MotoGP Editorial: When Motocross Met MotoGP

Michael Scott | July 23, 2014

They always used to say that a dirt-track background was the best grounding for Grand Prix racing.

That changed a bit at the Sachsenring.

The background that paid dividends was motocross. Thanks to the unprecedented and (for some) highly enjoyable mass pit-lane start.

The pit-lane exit at the pocket-handkerchief German circuit is narrow, and gets narrower still as it leads to the (rather narrow) first corner. All the same, the riders did their best to line up across it in a single rank, waiting for the green light. They managed five abreast.

Then came the off, as front-row qualifier Stefan Bradl and an octet of back-of-the-grid riders disappeared around the punishingly tight first corner.
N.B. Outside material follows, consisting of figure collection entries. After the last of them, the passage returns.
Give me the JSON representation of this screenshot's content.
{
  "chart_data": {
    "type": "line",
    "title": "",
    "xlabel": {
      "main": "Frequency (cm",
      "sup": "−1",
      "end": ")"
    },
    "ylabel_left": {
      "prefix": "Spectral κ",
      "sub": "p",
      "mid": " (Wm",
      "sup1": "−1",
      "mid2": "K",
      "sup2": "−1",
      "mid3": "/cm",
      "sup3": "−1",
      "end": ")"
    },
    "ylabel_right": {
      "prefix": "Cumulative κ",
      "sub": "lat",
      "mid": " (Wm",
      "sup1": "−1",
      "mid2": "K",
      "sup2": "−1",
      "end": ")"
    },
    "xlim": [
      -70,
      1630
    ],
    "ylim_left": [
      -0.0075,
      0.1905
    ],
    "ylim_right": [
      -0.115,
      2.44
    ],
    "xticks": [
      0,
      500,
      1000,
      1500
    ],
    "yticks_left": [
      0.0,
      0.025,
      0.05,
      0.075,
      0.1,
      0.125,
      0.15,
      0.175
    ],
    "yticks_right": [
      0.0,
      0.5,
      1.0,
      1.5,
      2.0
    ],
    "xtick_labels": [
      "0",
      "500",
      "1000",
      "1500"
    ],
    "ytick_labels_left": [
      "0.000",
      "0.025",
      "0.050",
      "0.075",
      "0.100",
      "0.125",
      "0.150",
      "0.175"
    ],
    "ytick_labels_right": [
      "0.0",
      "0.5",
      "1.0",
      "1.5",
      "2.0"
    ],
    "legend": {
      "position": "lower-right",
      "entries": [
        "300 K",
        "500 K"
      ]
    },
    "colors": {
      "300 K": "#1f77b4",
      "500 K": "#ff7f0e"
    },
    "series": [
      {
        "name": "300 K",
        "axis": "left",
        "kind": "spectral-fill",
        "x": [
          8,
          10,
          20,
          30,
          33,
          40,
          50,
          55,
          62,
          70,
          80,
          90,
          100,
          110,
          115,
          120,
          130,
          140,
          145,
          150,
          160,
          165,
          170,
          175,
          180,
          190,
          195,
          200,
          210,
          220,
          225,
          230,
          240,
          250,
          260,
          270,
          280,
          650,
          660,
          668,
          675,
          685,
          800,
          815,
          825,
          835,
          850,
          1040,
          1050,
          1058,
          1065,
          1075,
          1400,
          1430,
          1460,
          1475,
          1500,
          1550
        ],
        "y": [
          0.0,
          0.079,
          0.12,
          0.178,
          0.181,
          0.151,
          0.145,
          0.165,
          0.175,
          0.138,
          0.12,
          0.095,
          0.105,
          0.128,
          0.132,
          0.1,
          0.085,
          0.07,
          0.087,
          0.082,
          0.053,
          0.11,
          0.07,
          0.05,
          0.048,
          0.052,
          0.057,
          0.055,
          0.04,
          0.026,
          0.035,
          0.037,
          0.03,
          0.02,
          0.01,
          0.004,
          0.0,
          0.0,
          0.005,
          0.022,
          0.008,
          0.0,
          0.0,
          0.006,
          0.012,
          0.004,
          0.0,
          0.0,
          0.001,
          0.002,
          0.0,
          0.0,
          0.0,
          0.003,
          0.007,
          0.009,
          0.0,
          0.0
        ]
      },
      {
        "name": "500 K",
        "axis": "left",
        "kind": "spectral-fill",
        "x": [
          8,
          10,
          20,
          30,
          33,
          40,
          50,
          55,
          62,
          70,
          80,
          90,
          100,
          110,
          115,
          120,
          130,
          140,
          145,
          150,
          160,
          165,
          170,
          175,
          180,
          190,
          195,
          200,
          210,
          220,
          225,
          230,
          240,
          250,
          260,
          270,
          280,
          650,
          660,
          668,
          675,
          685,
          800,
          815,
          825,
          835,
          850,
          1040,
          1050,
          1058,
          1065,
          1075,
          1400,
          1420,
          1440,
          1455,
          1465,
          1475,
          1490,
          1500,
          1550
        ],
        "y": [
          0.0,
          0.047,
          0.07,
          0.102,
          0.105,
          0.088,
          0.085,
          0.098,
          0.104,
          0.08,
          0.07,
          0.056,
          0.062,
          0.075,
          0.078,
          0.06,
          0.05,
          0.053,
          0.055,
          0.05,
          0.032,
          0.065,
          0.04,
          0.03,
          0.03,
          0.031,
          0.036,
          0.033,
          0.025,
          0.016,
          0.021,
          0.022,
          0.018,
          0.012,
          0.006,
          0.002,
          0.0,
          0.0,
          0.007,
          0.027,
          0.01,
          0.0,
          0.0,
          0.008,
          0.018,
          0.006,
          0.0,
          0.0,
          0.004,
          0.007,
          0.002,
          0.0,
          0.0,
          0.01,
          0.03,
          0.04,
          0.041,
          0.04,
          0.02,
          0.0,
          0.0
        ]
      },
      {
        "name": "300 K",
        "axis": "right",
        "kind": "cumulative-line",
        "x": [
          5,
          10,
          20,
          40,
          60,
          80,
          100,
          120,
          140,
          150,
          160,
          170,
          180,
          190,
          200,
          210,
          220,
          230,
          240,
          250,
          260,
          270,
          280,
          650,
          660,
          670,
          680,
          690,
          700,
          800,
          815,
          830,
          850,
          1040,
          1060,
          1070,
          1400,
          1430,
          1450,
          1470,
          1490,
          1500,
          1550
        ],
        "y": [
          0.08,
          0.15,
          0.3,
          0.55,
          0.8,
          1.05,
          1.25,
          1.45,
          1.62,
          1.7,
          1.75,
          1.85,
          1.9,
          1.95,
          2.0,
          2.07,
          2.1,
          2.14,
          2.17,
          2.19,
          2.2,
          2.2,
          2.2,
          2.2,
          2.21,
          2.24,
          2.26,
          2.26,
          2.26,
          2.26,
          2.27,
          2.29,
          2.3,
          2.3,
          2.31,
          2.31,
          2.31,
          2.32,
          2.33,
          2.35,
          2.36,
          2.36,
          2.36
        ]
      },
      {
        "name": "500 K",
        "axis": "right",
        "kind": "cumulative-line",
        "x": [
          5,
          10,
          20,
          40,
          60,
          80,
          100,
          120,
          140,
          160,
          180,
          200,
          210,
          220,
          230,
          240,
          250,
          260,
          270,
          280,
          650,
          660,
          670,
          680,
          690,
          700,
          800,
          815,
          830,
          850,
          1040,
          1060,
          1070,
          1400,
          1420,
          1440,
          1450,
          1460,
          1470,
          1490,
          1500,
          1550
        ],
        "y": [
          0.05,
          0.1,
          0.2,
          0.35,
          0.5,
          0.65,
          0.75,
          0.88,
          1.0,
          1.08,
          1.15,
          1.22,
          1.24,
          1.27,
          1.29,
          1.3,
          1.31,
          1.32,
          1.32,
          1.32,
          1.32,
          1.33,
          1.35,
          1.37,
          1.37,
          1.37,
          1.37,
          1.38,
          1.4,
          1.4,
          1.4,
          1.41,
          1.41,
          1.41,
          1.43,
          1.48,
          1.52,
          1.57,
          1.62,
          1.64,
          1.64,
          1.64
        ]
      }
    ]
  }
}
It was all elbows. Knees too, and shoulders, and then the narrowest of escapes from a number of collisions as riders slammed on their carbon brakes for the corner, only to find they were too cool to work properly.

Great stuff. And no surprise that it was ex-motocrosser Marc Marquez who did it all the best, and later professed to have enjoyed it.

After the race, however, when the adrenalin had abated, the same rider led a chorus of agreement from his rivals. It was fun, but both unfair and rather… er, dangerous.

It came about when a quirk in the weather collided head-on with a paragraph in the ever-growing and ever-changing book of rules. It was in a section that has seen many changes over the last decade or more, trying to stop mid-race weather changes from messing with inflexible TV schedules – a problem ever since slick tires arrived in the mid-1970s. They are deadly in the wet.